Reach 100% Clean Energy by 2050—But at What Price?
In July, New Jerseyans sweated through more than a week of temperatures that topped 90 degrees. What’s more, the regional New York office of the National Weather Service reported that temperatures at Newark Liberty Airport rose as high as 100 degrees for five consecutive days– the longest streak of 100-degree days ever recorded in Newark since detailed records began at the airport in 1931.
You can be sure that conversations about climate change heated up across the Garden State during all those sweltering days and nights.
Unfortunately, our state’s solution so far has been the Energy Master Plan (EMP). Introduced a few years ago, the EMP outlines a strategy to reach 100% clean energy by 2050. While we all support this ultimate goal, the current plan will negatively impact most families in the Garden State.

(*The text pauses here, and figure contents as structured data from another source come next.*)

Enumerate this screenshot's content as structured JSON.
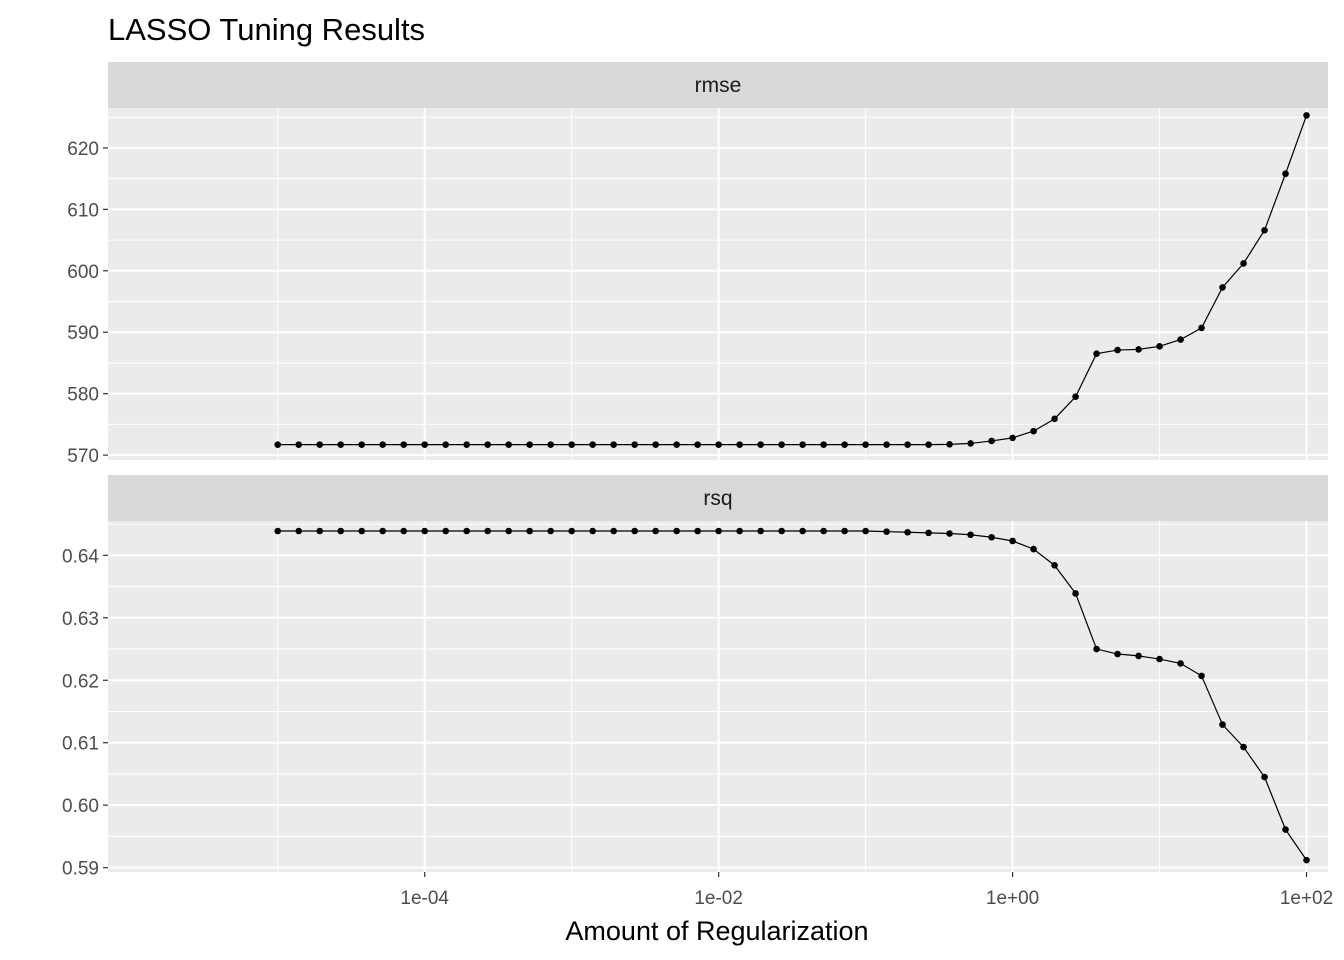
{
  "chart_data": {
    "type": "line",
    "title": "LASSO Tuning Results",
    "xlabel": "Amount of Regularization",
    "ylabel": "",
    "x_scale": "log10",
    "xlim": [
      7e-07,
      140
    ],
    "x_ticks": [
      0.0001,
      0.01,
      1,
      100
    ],
    "x_tick_labels": [
      "1e-04",
      "1e-02",
      "1e+00",
      "1e+02"
    ],
    "grid": true,
    "legend": "none",
    "colors": {
      "panel_background": "#ebebeb",
      "strip_background": "#d9d9d9",
      "grid": "#ffffff",
      "line": "#000000"
    },
    "x": [
      1e-05,
      1.3895e-05,
      1.9307e-05,
      2.6827e-05,
      3.7276e-05,
      5.1795e-05,
      7.1969e-05,
      0.0001,
      0.00013895,
      0.00019307,
      0.00026827,
      0.00037276,
      0.00051795,
      0.00071969,
      0.001,
      0.0013895,
      0.0019307,
      0.0026827,
      0.0037276,
      0.0051795,
      0.0071969,
      0.01,
      0.013895,
      0.019307,
      0.026827,
      0.037276,
      0.051795,
      0.071969,
      0.1,
      0.13895,
      0.19307,
      0.26827,
      0.37276,
      0.51795,
      0.71969,
      1,
      1.3895,
      1.9307,
      2.6827,
      3.7276,
      5.1795,
      7.1969,
      10,
      13.895,
      19.307,
      26.827,
      37.276,
      51.795,
      71.969,
      100
    ],
    "panels": [
      {
        "label": "rmse",
        "ylim": [
          569.2,
          626.5
        ],
        "y_ticks": [
          570,
          580,
          590,
          600,
          610,
          620
        ],
        "y_tick_labels": [
          "570",
          "580",
          "590",
          "600",
          "610",
          "620"
        ],
        "values": [
          571.7,
          571.7,
          571.7,
          571.7,
          571.7,
          571.7,
          571.7,
          571.7,
          571.7,
          571.7,
          571.7,
          571.7,
          571.7,
          571.7,
          571.7,
          571.7,
          571.7,
          571.7,
          571.7,
          571.7,
          571.7,
          571.7,
          571.7,
          571.7,
          571.7,
          571.7,
          571.7,
          571.7,
          571.7,
          571.7,
          571.7,
          571.7,
          571.75,
          571.9,
          572.3,
          572.8,
          573.9,
          575.9,
          579.5,
          586.5,
          587.1,
          587.2,
          587.7,
          588.8,
          590.7,
          597.3,
          601.2,
          606.6,
          615.8,
          625.3
        ]
      },
      {
        "label": "rsq",
        "ylim": [
          0.5893,
          0.6455
        ],
        "y_ticks": [
          0.59,
          0.6,
          0.61,
          0.62,
          0.63,
          0.64
        ],
        "y_tick_labels": [
          "0.59",
          "0.60",
          "0.61",
          "0.62",
          "0.63",
          "0.64"
        ],
        "values": [
          0.6439,
          0.6439,
          0.6439,
          0.6439,
          0.6439,
          0.6439,
          0.6439,
          0.6439,
          0.6439,
          0.6439,
          0.6439,
          0.6439,
          0.6439,
          0.6439,
          0.6439,
          0.6439,
          0.6439,
          0.6439,
          0.6439,
          0.6439,
          0.6439,
          0.6439,
          0.6439,
          0.6439,
          0.6439,
          0.6439,
          0.6439,
          0.6439,
          0.6439,
          0.6438,
          0.6437,
          0.6436,
          0.6435,
          0.6433,
          0.6429,
          0.6423,
          0.641,
          0.6384,
          0.6339,
          0.625,
          0.6242,
          0.6239,
          0.6234,
          0.6227,
          0.6207,
          0.6129,
          0.6093,
          0.6045,
          0.5961,
          0.5912
        ]
      }
    ]
  }
}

- The EMP will require whole-house conversions to electric heat that could cost New Jersey families $20,000 or more.
- It will strain our already fragile electric grid and lead to increased winter power outages.

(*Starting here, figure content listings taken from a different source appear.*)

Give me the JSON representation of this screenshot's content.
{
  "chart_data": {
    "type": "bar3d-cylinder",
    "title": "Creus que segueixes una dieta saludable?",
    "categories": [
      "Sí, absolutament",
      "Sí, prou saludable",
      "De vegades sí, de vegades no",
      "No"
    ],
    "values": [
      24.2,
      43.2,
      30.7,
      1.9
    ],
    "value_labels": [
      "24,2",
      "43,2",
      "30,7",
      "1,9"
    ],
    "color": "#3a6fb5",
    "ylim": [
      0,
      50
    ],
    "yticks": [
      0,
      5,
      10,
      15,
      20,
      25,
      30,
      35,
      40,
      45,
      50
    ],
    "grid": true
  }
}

- Existing heating sources like natural gas, propane and heating oil are already transitioning to low-carbon and no-carbon solutions.
Achieving the EMP’s objective without crippling families will require a directional shift. Without it, New Jersey homeowners are in for increased expenses, fewer choices in how they heat and cool their homes, and a potentially dangerous strain on our electric grid.
Essentially, the lofty goal of the EMP is to fully convert New Jersey’s energy generation and consumption to 100% renewable sources by 2050. The plan primarily defines renewable sources as electric energy only, generated through wind and solar sources. This would require a heavy lift to turn this dream into a reality.
Heat Pumps: The New Electric Heat
In New Jersey, many of us may have grown up with electric resistance heat. This is the baseboard strip in a room with its own thermostat. Electric resistance heat is cheap to install but expensive to operate.
The new electric heat being touted by many state and local governments is a heat pump, which is basically an air conditioner that can work in reverse, blowing warm air into a home during the cold weather months.
While heat pump technology has improved greatly over the years, there are still times when it is so cold the heat pump will not be able to keep your home comfortable, requiring the need for a backup heating system.
But if heating oil and gas heating systems are on the chopping block, the only alternative for backup heat would be electric resistance heat strips that are integrated into the central heat pump system. But this will make electric bills go even higher. In 2019, New Jersey’s electric rates were 27% higher than the national average, according to the U.S. Energy Information Administration.
Heat Pump Conversions in Older Homes
One of the many problems with the EMP is that it does not fully consider the different types of heating systems in New Jersey, and therefore dramatically underestimates the cost to install a heat pump.
North Jersey has five times the number of boilers as the national average; South Jersey has 2.5 times as many. This means there are many homes in New Jersey that do not have duct work needed to distribute the warm air generated by a heat pump. (Boilers distribute heat via baseboards and radiators). Depending on the design of the home, the installation of a heat pump could cost homeowners $6,500 to $32,000 above the replacement cost of an existing boiler.
Bioheat® fuel and our Future
Those who use heating oil equipment benefit from better heating efficiency and easier maintenance. That’s because highly refined, renewable and ultra-low-sulfur Bioheat® fuel creates fewer deposits on heat exchangers.
The heating oil industry is committed to achieving net-zero carbon dioxide (CO2) emissions by 2050. This and other innovations within the industry will help to keep oilheat as one of the leaders in America’s clean energy evolution.